Art & Exhibitions
Pierre Soulages, Happy to Stay in the Dark
The 94-year-old French painter's oddly inert "ultra-black" paintings come to New York.
The 94-year-old French painter's oddly inert "ultra-black" paintings come to New York.
Ben Davis ShareShare This Article
“What do you think about the future?,” Hans Ulrich Obrist asks French painter Pierre Soulages in the catalogue for his current double exhibition at Dominique Lévy and Emmanuel Perrotin galleries. “It doesn’t belong to me,” he answers. That’s an astute assessment of the work, even if it is also part of the stubborn charm of his black paintings.
Soulages, who is 94 years of age, is France’s most famous, most popular, and most successful living painter. His 2009 retrospective at the Pompidou was the largest that institution had ever given to a living artist, and in May, a museum dedicated to his work opened in Rodez, France. The small but substantial Lévy/Perrotin show (the two galleries are stacked one above the other, so it feels like one continuous exhibition) is therefore objectively a big deal. Soulages hasn’t had a New York show since 2005.

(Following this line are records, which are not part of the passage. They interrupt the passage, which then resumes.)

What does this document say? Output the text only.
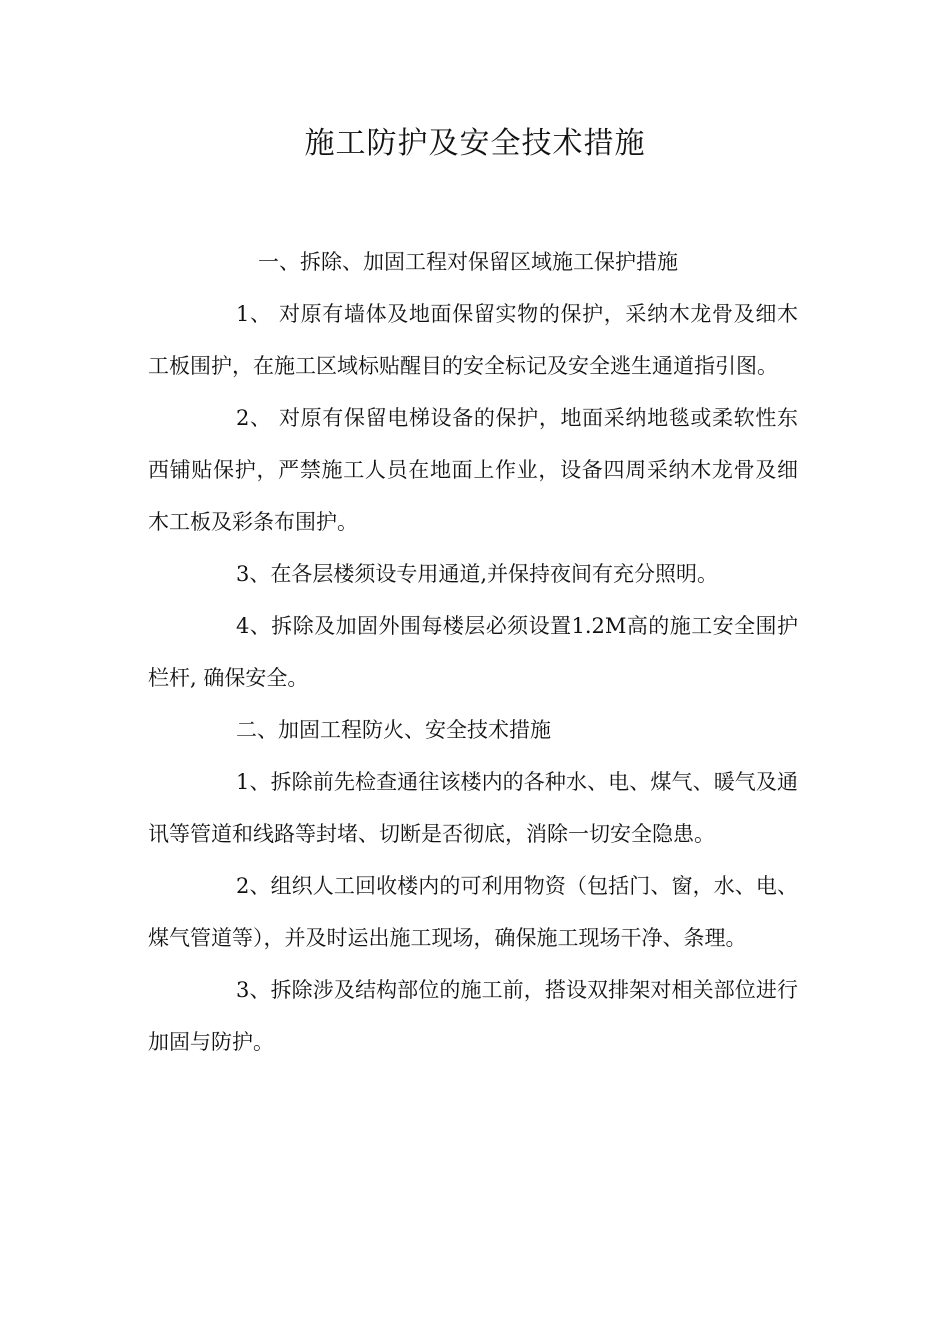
施工防护及安全技术措施

一、拆除、加固工程对保留区域施工保护措施

1、 对原有墙体及地面保留实物的保护，采纳木龙骨及细木工板围护，在施工区域标贴醒目的安全标记及安全逃生通道指引图。

2、 对原有保留电梯设备的保护，地面采纳地毯或柔软性东西铺贴保护，严禁施工人员在地面上作业，设备四周采纳木龙骨及细木工板及彩条布围护。

3、在各层楼须设专用通道,并保持夜间有充分照明。

4、拆除及加固外围每楼层必须设置1.2M高的施工安全围护栏杆, 确保安全。

二、加固工程防火、安全技术措施

1、拆除前先检查通往该楼内的各种水、电、煤气、暖气及通讯等管道和线路等封堵、切断是否彻底，消除一切安全隐患。

2、组织人工回收楼内的可利用物资（包括门、窗，水、电、煤气管道等），并及时运出施工现场，确保施工现场干净、条理。

3、拆除涉及结构部位的施工前，搭设双排架对相关部位进行加固与防护。
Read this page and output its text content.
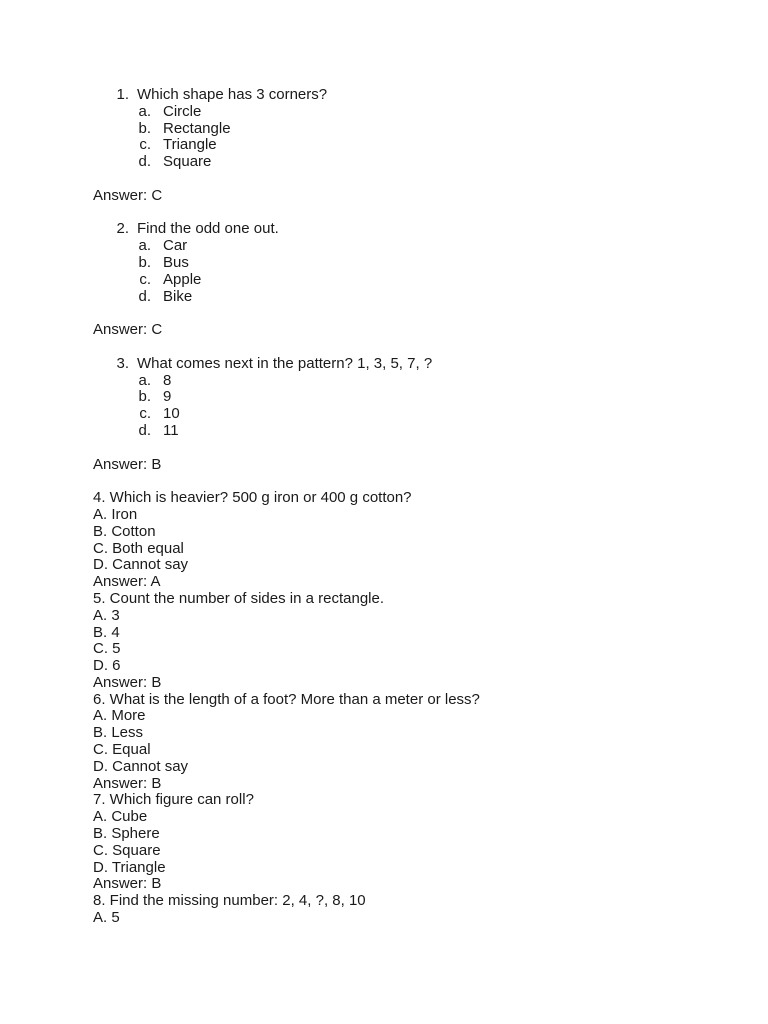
1. Which shape has 3 corners?
a. Circle
b. Rectangle
c. Triangle
d. Square
Answer: C
2. Find the odd one out.
a. Car
b. Bus
c. Apple
d. Bike
Answer: C
3. What comes next in the pattern? 1, 3, 5, 7, ?
a. 8
b. 9
c. 10
d. 11
Answer: B
4. Which is heavier? 500 g iron or 400 g cotton?
A. Iron
B. Cotton
C. Both equal
D. Cannot say
Answer: A
5. Count the number of sides in a rectangle.
A. 3
B. 4
C. 5
D. 6
Answer: B
6. What is the length of a foot? More than a meter or less?
A. More
B. Less
C. Equal
D. Cannot say
Answer: B
7. Which figure can roll?
A. Cube
B. Sphere
C. Square
D. Triangle
Answer: B
8. Find the missing number: 2, 4, ?, 8, 10
A. 5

Starting at the top, in Lévy’s third-floor gallery, a room of 1950s work puts Soulages’s career into perspective. These are brushy canvases, wild but also tastefully balanced. In their day, they were often compared to the American painter Franz Kline, who did very similar zig-zags. In this show, these classic works—which include paintings loaned from both private collections and institutions, including the National Gallery in Washington—mainly serve to set off a suite of 14 of Soulages’s new “outrenoir” or “ultra-black” paintings in the other galleries. All of the latter are dated 2013, though they continue a series he begun late in his career, in 1979, when he became monomaniacally monochromatic.
The “ultra-black” paintings on view here are medium- to large-sized. Soulages has said that he dislikes the idea of painting as either representation of the world or expression of the self, and in black-on-black he found a way to accentuate his idea that a painting was a thing, by exaggerating what John Yau describes as their “inert materiality.” Some are studies in texture, as in Peinture 102 x 165 cm, 17 juillet 2013, whose thick, frosted surface is a welter of irregular black rectangular marks. Some are studies in the different values black can have, as in Peinture 202 x 202 cm, 13 septembre 2013, with one panel a glossy black, the other a velvety matte, and a spine of shining, horizontal slashes up the center, balancing the two. Out of darkness comes… something very civilized and tasteful.
In the 1940s, in the immediate post-war period when Soulages was finding his feet as an artist, American-type Abstract Expressionism, with its big, singular gestures, tended to inspire talk about the freedom of the individual; the European equivalent, “Art Informel,” tended to be framed as a response to the disintegration and trauma of war. Soulages never really appreciated such political associations. His long allegiance to black, which began, as the third-floor section of this show illustrates, decades before he found his “ultra-black” style at the age of 60, was intended not so much an evocation of contemporary history but as a retreat from contemporary history, into something artistically pure and primal. In an oft-cited remark, Soulages connects his works to cave painting: “during thousands of years, men went underground, in the absolute black of grottoes, to paint with black.”
For those nostalgic for a time when critics went into lyrical rhapsodies over abstraction, Soulages’s “ultra-black” works tend to provoke lyrical rhapsodies. His paintings scratch that itch. But I also wonder if people want them to be more than the works themselves want to be, since Soulages has specifically rejected all the grander ambitions of his cohort, opting for something much more basic. It makes sense to me that he has lived since 1960 in the small resort town in the south of France: his works are provincial, happily withdrawn into their own small-scale, delicate world.
Soulages has pursued the same project for 35 years now, teasing out the fathomless pleasures of black, turning over the “ultra-black” idea, drawing out the nuances. This is a kind of metaphor for how the viewer is supposed to appreciate the individual works themselves: You will, he hopes, circle the canvas, enjoying the nuances of how the light plays off the different textures. It’s a deliberately minor pleasure, stripped of history (even art history), personal expression, or mythology—anything beyond exploring what pleasures can be provoked by light on a black surface. If these paintings are about any bigger theme, they are about how one can be happy with something as simple as that.
“Pierre Soulages” is on view at Dominique Lévy and Galerie Perrotin 909 Madison Avenue, through June 27, 2014.